Earlier today, a Ukrainian foreign ministry spokesman said referring to Russian-Ukrainian talks held on May 23 to discuss concerns regarding Ukraine's NATO bid, "the issue of Euro-Atlantic course is no threat to the security of neighboring countries."

During the talks Russia said that "the modern nature of challenges and threats demands distinctive, genuinely collective answers, rather than the expansion of military-political alliances created during Cold War years."

The Ukrainian opposition said on Tuesday it was in favor of EU integration, but was reluctant to accept NATO membership. Viktor Yanukovych, Ukraine's former prime minister and Party of Regions leader said at a meeting with EU envoys: "The issue of joining [NATO] is possible only after a pan-Ukrainian referendum."

Russia has repeatedly dismissed Ukraine's NATO bid as a violation of bilateral friendship agreements.

Russia's top military officials have said that if Ukraine joins the alliance, Russia will have to take military or other measures to guarantee its security. Russian Foreign Minister Sergei Lavrov also said that Russia would do its best to prevent Ukraine and former Soviet state Georgia from joining NATO.

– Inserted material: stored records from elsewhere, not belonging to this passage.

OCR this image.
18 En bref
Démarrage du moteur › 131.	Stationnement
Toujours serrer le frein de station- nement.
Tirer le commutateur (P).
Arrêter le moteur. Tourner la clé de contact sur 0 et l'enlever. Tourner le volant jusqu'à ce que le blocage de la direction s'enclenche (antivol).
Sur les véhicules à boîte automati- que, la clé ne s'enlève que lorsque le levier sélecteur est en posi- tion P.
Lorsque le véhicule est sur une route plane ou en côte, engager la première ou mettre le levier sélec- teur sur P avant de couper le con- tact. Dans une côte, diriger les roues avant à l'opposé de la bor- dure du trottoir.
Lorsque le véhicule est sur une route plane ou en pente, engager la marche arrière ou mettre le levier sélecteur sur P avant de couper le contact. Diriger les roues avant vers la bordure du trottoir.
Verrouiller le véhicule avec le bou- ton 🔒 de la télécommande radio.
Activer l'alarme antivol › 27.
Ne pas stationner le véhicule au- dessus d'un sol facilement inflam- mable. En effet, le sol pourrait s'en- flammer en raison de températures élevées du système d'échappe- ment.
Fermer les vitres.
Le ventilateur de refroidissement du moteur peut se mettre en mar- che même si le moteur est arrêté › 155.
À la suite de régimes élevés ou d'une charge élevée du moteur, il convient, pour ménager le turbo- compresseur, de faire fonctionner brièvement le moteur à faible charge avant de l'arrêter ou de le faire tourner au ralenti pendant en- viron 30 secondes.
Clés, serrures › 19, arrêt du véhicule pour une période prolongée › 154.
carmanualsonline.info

Georgia has been seeking NATO membership, backed by the U.S., ever since President Mikheil Saakashvili came to power in 2004 on the back of a bloodless revolution. At a NATO summit in early April, NATO powers voted against admitting Ukraine and Georgia to the alliance's Membership Plan, the first step towards membership, but said they would review the decision at the end of the year.